Katy Armendariz, MSW, LICSW
Backstory
By Sue Coyle
As the U.S. Immigration and Customs Enforcement’s (ICE) occupation of Minnesota ramped up earlier this year, Katy Armendariz, MSW, LICSW, did not hesitate to step forward. Even now, after its peak—though it is ongoing—Armendariz is working to meet the needs of the community.
“We created a rapid response therapy line,” she says. “We have several bilingual immigrant clinicians who are answering phones. We’ve had people call us maybe after a loved one was abducted. We’ve had a 6-or 7-year-old whose mom was taken while they were holding hands.” Armendariz also has led employer-requested mental health groups, retrieved groceries, given rides to neighbors and more.
This drive to help when, where and how it is needed most is representative of Armendariz’s career as a social worker. When Armendariz was born, she was placed into foster care and adopted into an “all-white family as the only person of color. My basic needs were met, but there is a lot of racial trauma that came from that—loss of culture, identity,community—and that is why I became a social worker.”
After earning her MSW at the University of Minnesota, Armendariz worked in direct service but soon realized she wanted to do more. “I wanted to evolve to meet the need of the community,” she remembers. She founded Roots Wellness Center in St. Paul 12 years ago. “Roots started with the idea of having staff who live in the community, who represent the community—Black, Brown, queer—who speak the languages within our community,” she says.
Roots’ services are culturally rooted, somatic and holistic.

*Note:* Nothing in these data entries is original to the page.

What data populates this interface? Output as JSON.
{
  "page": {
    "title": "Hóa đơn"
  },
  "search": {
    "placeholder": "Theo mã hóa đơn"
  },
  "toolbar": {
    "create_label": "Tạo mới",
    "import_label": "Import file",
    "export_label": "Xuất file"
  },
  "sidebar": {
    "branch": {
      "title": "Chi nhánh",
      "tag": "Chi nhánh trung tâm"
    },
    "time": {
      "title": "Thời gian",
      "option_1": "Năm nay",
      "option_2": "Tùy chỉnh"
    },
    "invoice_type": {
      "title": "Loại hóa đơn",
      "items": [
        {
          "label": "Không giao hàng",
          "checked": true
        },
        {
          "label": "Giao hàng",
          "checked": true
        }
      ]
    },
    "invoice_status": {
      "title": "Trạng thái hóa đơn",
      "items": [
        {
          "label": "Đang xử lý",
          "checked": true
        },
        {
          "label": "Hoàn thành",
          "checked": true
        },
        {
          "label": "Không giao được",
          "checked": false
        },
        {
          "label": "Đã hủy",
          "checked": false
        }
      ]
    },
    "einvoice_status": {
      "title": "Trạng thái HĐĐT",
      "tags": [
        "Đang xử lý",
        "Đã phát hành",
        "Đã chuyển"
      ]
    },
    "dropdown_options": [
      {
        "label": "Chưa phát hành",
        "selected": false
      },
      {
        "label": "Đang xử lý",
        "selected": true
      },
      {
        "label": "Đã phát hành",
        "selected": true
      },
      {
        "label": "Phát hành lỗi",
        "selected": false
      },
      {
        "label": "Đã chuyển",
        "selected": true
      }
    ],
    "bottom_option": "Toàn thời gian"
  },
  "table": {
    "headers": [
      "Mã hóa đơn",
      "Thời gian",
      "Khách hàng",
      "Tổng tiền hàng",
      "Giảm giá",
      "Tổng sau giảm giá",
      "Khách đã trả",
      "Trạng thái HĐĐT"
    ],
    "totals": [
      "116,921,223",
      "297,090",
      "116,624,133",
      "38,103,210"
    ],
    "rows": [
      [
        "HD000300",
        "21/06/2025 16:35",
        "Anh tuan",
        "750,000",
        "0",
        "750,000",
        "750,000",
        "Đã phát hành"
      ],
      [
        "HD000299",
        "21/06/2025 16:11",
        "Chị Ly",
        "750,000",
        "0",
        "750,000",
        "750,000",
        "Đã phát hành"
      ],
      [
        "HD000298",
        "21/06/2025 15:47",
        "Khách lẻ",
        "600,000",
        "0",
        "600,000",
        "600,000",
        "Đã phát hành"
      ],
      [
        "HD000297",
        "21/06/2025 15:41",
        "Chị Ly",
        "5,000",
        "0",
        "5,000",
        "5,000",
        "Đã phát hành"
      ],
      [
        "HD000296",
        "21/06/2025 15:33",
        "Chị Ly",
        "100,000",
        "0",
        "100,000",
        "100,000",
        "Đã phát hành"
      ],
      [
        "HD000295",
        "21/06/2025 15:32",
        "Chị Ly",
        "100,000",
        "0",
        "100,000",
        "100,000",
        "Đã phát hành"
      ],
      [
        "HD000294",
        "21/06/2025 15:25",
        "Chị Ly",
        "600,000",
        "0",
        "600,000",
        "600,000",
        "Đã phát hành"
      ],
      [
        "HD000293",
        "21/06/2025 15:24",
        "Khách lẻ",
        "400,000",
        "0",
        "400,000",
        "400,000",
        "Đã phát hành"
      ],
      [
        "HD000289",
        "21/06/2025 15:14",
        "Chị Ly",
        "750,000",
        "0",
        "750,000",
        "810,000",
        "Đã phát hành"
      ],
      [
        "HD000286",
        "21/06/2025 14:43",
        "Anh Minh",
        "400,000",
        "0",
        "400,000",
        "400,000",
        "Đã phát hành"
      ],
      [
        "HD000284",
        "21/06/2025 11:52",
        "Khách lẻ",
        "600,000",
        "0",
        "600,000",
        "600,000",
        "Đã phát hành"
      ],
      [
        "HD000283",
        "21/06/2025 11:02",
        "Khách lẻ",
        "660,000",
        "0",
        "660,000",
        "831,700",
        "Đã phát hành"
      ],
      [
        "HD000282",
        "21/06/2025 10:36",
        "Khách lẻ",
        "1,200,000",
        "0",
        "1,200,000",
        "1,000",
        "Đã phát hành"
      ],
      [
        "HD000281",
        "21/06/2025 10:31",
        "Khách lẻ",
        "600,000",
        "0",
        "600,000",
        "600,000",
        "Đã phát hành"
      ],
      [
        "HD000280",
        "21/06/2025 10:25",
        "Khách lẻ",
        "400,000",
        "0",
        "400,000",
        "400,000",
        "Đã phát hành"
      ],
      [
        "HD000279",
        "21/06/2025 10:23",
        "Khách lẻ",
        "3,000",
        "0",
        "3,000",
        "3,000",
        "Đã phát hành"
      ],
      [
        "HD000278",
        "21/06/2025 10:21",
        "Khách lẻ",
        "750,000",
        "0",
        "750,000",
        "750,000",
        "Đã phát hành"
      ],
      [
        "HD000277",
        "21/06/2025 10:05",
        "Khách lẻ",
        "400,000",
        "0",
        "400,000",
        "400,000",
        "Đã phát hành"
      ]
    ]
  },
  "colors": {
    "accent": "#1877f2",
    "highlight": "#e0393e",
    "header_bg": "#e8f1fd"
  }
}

They include outpatient therapy, children’s mental health case management and pretrial court support, as well as in-home treatment to infants and their families when the infant is born with substances in their system. The center is the only organization in the state providing this type of intervention, Armendariz says.
Roots received the Good Neighbor Award from St. Paul City Council in November 2025. Armendariz personally received the Outstanding Service Award from the Minnesota Association for Children’s Mental Health in October 2015, the Mid-Career Leader of the Year award from NASW-Minnesota in July 2022 and, most recently, the Paul and Sheila Wellstone Social Justice Award from NASW-Minnesota in March of this year.
Armendariz credits her partner and three children with helping her stay balanced, as well as a reminder she received recently from an elder to look for the helpers. “There is always going to be evil and pain in the world,” she notes. “But this community is very, very resilient and strong.”